Last week the embassy launched a four-month campaign with a Danish fashion company in seven Chinese cities to find a ‘Kopenhagen Fur Happiness Spokesperson’.

Contestants in the fashion-company-sponsored event will share thoughts and insights on happiness and must show willingness to influence other people in positive ways.

The top winner receives a 150,000 yuan prize and a one-week paid trip to Denmark.

The competition – in Harbin, Changchun, Shenyang, Dalian, Beijing, Shanghai and Taiyuan – ends with a Beijing finale on Jan 11.

Petersen, though, doesn’t need to wait until next year to find his own happiness in China’s capital.

An avid reader of books and newspapers, he also likes sports, especially running and tennis.

“It’s a good combination,” says the tall, tanned envoy. “I like to exercise to exhaustion, then sit down to relax and read.”

While the embassy champions bicycles as part of a greener lifestyle, Petersen likes to get around the capital on foot if he’s not in a hurry.

“I like to go around and see places – act as if I’m a tourist to see and understand. Not just museums and historical sites: I love watching cities, how the planning is done, what the reality is like for the people who live there.

“I think Beijing has a lot to offer. There are still old hutongs preserved,” he says, reflecting on a recent dinner at a refurbished Beijing courtyard home hosted by the Chinese telecom giant Huawei.

“It was wonderful to see and experience that lifestyle of a traditional Beijing house that people lived in until 20 years ago.”

An eager traveler, Petersen’s favorite China trip so far was a family holiday to Yunnan.

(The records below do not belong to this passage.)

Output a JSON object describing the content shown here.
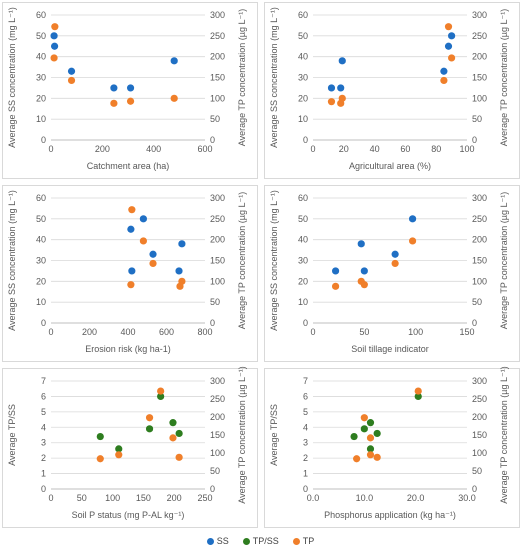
{
  "colors": {
    "SS": "#1f6fc4",
    "TP_SS": "#2e7d1f",
    "TP": "#f07f2a",
    "grid": "#d9d9d9",
    "axis": "#bfbfbf",
    "text": "#595959"
  },
  "legend": [
    {
      "key": "SS",
      "label": "SS"
    },
    {
      "key": "TP_SS",
      "label": "TP/SS"
    },
    {
      "key": "TP",
      "label": "TP"
    }
  ],
  "chart_data": [
    {
      "type": "scatter",
      "xlabel": "Catchment area (ha)",
      "ylabel_left": "Average SS concentration (mg L⁻¹)",
      "ylabel_right": "Average TP concentration (µg L⁻¹)",
      "xlim": [
        0,
        600
      ],
      "xticks": [
        "0",
        "200",
        "400",
        "600"
      ],
      "xtick_values": [
        0,
        200,
        400,
        600
      ],
      "ylim_left": [
        0,
        60
      ],
      "yticks_left": [
        "0",
        "10",
        "20",
        "30",
        "40",
        "50",
        "60"
      ],
      "ytick_values_left": [
        0,
        10,
        20,
        30,
        40,
        50,
        60
      ],
      "ylim_right": [
        0,
        300
      ],
      "yticks_right": [
        "0",
        "50",
        "100",
        "150",
        "200",
        "250",
        "300"
      ],
      "ytick_values_right": [
        0,
        50,
        100,
        150,
        200,
        250,
        300
      ],
      "series": [
        {
          "name": "SS",
          "axis": "left",
          "points": [
            [
              12,
              50
            ],
            [
              14,
              45
            ],
            [
              80,
              33
            ],
            [
              245,
              25
            ],
            [
              310,
              25
            ],
            [
              480,
              38
            ]
          ]
        },
        {
          "name": "TP",
          "axis": "right",
          "points": [
            [
              15,
              272
            ],
            [
              12,
              197
            ],
            [
              80,
              143
            ],
            [
              245,
              88
            ],
            [
              310,
              93
            ],
            [
              480,
              100
            ]
          ]
        }
      ]
    },
    {
      "type": "scatter",
      "xlabel": "Agricultural area (%)",
      "ylabel_left": "Average SS concentration (mg L⁻¹)",
      "ylabel_right": "Average TP concentration (µg L⁻¹)",
      "xlim": [
        0,
        100
      ],
      "xticks": [
        "0",
        "20",
        "40",
        "60",
        "80",
        "100"
      ],
      "xtick_values": [
        0,
        20,
        40,
        60,
        80,
        100
      ],
      "ylim_left": [
        0,
        60
      ],
      "yticks_left": [
        "0",
        "10",
        "20",
        "30",
        "40",
        "50",
        "60"
      ],
      "ytick_values_left": [
        0,
        10,
        20,
        30,
        40,
        50,
        60
      ],
      "ylim_right": [
        0,
        300
      ],
      "yticks_right": [
        "0",
        "50",
        "100",
        "150",
        "200",
        "250",
        "300"
      ],
      "ytick_values_right": [
        0,
        50,
        100,
        150,
        200,
        250,
        300
      ],
      "series": [
        {
          "name": "SS",
          "axis": "left",
          "points": [
            [
              12,
              25
            ],
            [
              18,
              25
            ],
            [
              19,
              38
            ],
            [
              85,
              33
            ],
            [
              88,
              45
            ],
            [
              90,
              50
            ]
          ]
        },
        {
          "name": "TP",
          "axis": "right",
          "points": [
            [
              12,
              92
            ],
            [
              18,
              88
            ],
            [
              19,
              100
            ],
            [
              85,
              143
            ],
            [
              88,
              272
            ],
            [
              90,
              197
            ]
          ]
        }
      ]
    },
    {
      "type": "scatter",
      "xlabel": "Erosion risk (kg ha-1)",
      "ylabel_left": "Average SS concentration (mg L⁻¹)",
      "ylabel_right": "Average TP concentration (µg L⁻¹)",
      "xlim": [
        0,
        800
      ],
      "xticks": [
        "0",
        "200",
        "400",
        "600",
        "800"
      ],
      "xtick_values": [
        0,
        200,
        400,
        600,
        800
      ],
      "ylim_left": [
        0,
        60
      ],
      "yticks_left": [
        "0",
        "10",
        "20",
        "30",
        "40",
        "50",
        "60"
      ],
      "ytick_values_left": [
        0,
        10,
        20,
        30,
        40,
        50,
        60
      ],
      "ylim_right": [
        0,
        300
      ],
      "yticks_right": [
        "0",
        "50",
        "100",
        "150",
        "200",
        "250",
        "300"
      ],
      "ytick_values_right": [
        0,
        50,
        100,
        150,
        200,
        250,
        300
      ],
      "series": [
        {
          "name": "SS",
          "axis": "left",
          "points": [
            [
              415,
              45
            ],
            [
              420,
              25
            ],
            [
              480,
              50
            ],
            [
              530,
              33
            ],
            [
              665,
              25
            ],
            [
              680,
              38
            ]
          ]
        },
        {
          "name": "TP",
          "axis": "right",
          "points": [
            [
              420,
              272
            ],
            [
              415,
              92
            ],
            [
              480,
              197
            ],
            [
              530,
              143
            ],
            [
              670,
              88
            ],
            [
              680,
              100
            ]
          ]
        }
      ]
    },
    {
      "type": "scatter",
      "xlabel": "Soil tillage indicator",
      "ylabel_left": "Average SS concentration (mg L⁻¹)",
      "ylabel_right": "Average TP concentration (µg L⁻¹)",
      "xlim": [
        0,
        150
      ],
      "xticks": [
        "0",
        "50",
        "100",
        "150"
      ],
      "xtick_values": [
        0,
        50,
        100,
        150
      ],
      "ylim_left": [
        0,
        60
      ],
      "yticks_left": [
        "0",
        "10",
        "20",
        "30",
        "40",
        "50",
        "60"
      ],
      "ytick_values_left": [
        0,
        10,
        20,
        30,
        40,
        50,
        60
      ],
      "ylim_right": [
        0,
        300
      ],
      "yticks_right": [
        "0",
        "50",
        "100",
        "150",
        "200",
        "250",
        "300"
      ],
      "ytick_values_right": [
        0,
        50,
        100,
        150,
        200,
        250,
        300
      ],
      "series": [
        {
          "name": "SS",
          "axis": "left",
          "points": [
            [
              22,
              25
            ],
            [
              47,
              38
            ],
            [
              50,
              25
            ],
            [
              80,
              33
            ],
            [
              97,
              50
            ]
          ]
        },
        {
          "name": "TP",
          "axis": "right",
          "points": [
            [
              22,
              88
            ],
            [
              47,
              100
            ],
            [
              50,
              92
            ],
            [
              80,
              143
            ],
            [
              97,
              197
            ]
          ]
        }
      ]
    },
    {
      "type": "scatter",
      "xlabel": "Soil P status (mg P-AL kg⁻¹)",
      "ylabel_left": "Average TP/SS",
      "ylabel_right": "Average TP concentration (µg L⁻¹)",
      "xlim": [
        0,
        250
      ],
      "xticks": [
        "0",
        "50",
        "100",
        "150",
        "200",
        "250"
      ],
      "xtick_values": [
        0,
        50,
        100,
        150,
        200,
        250
      ],
      "ylim_left": [
        0,
        7
      ],
      "yticks_left": [
        "0",
        "1",
        "2",
        "3",
        "4",
        "5",
        "6",
        "7"
      ],
      "ytick_values_left": [
        0,
        1,
        2,
        3,
        4,
        5,
        6,
        7
      ],
      "ylim_right": [
        0,
        300
      ],
      "yticks_right": [
        "0",
        "50",
        "100",
        "150",
        "200",
        "250",
        "300"
      ],
      "ytick_values_right": [
        0,
        50,
        100,
        150,
        200,
        250,
        300
      ],
      "series": [
        {
          "name": "TP/SS",
          "axis": "left",
          "points": [
            [
              80,
              3.4
            ],
            [
              110,
              2.6
            ],
            [
              160,
              3.9
            ],
            [
              178,
              6.0
            ],
            [
              198,
              4.3
            ],
            [
              208,
              3.6
            ]
          ]
        },
        {
          "name": "TP",
          "axis": "right",
          "points": [
            [
              80,
              84
            ],
            [
              110,
              95
            ],
            [
              160,
              198
            ],
            [
              178,
              272
            ],
            [
              198,
              142
            ],
            [
              208,
              88
            ]
          ]
        }
      ]
    },
    {
      "type": "scatter",
      "xlabel": "Phosphorus application (kg ha⁻¹)",
      "ylabel_left": "Average TP/SS",
      "ylabel_right": "Average TP concentration (µg L⁻¹)",
      "xlim": [
        0,
        30
      ],
      "xticks": [
        "0.0",
        "10.0",
        "20.0",
        "30.0"
      ],
      "xtick_values": [
        0,
        10,
        20,
        30
      ],
      "ylim_left": [
        0,
        7
      ],
      "yticks_left": [
        "0",
        "1",
        "2",
        "3",
        "4",
        "5",
        "6",
        "7"
      ],
      "ytick_values_left": [
        0,
        1,
        2,
        3,
        4,
        5,
        6,
        7
      ],
      "ylim_right": [
        0,
        300
      ],
      "yticks_right": [
        "0",
        "50",
        "100",
        "150",
        "200",
        "250",
        "300"
      ],
      "ytick_values_right": [
        0,
        50,
        100,
        150,
        200,
        250,
        300
      ],
      "series": [
        {
          "name": "TP/SS",
          "axis": "left",
          "points": [
            [
              8.0,
              3.4
            ],
            [
              10.0,
              3.9
            ],
            [
              11.2,
              4.3
            ],
            [
              11.2,
              2.6
            ],
            [
              12.5,
              3.6
            ],
            [
              20.5,
              6.0
            ]
          ]
        },
        {
          "name": "TP",
          "axis": "right",
          "points": [
            [
              8.5,
              84
            ],
            [
              10.0,
              198
            ],
            [
              11.2,
              142
            ],
            [
              11.2,
              95
            ],
            [
              12.5,
              88
            ],
            [
              20.5,
              272
            ]
          ]
        }
      ]
    }
  ]
}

“We liked seeing the many tribes and indigenous cultures, the pristine nature, the mountainous regions. It was beautiful!”

“But I haven’t seen everything yet, so I’m looking forward to seeing more places and I’m sure there will be many competitors.”

The autonomous regions of Tibet and Inner Mongolia are high on his list, and he’s keen to experience China’s high-speed trains.

“I think going from Xining to Lhasa would be fantastic,” he says.

Tiny Denmark has a big community here, the ambassador says, because “we have more than 425 Danish companies in China. Not just in Beijing and Shanghai, but also Suzhou, for example there are 180 Danish companies in their industrial park.”

There are about 1,000 Danes in greater Beijing, and while about 25 percent of China-Denmark trade is in high-profile green energy, “pharmaceuticals and medical equipment represent an even bigger sector, with even more potential for growth”.

The Danish Chamber of Commerce is strong around the country, he says, and as ambassador he has been active with the chamber board and an enthusiastic promoter of culture as well.

“One of our great successes has been our ongoing EU-China Youth Year,” he says.

“At an open house at the embassy, we had more than 1,000 maybe 1,300 young Chinese citizens coming here curious to see how we live and what we do.

“I had the opportunity to meet and greet more young Chinese in a single day than in the rest of the year,” he says, and the way they behaved in the crowd taught him a lot.

“You see how they can function in a limited space, very polite. In this populous country, they have to get along, cohabit in a really generous way.

“But you also take care of your own interests – to be the one that gets the photo with the ambassador or have a chat with the ambassador.

“So it’s a balance of the understanding that yes, we are so many, but you as an individual want to make it. I think that’s quite attractive.”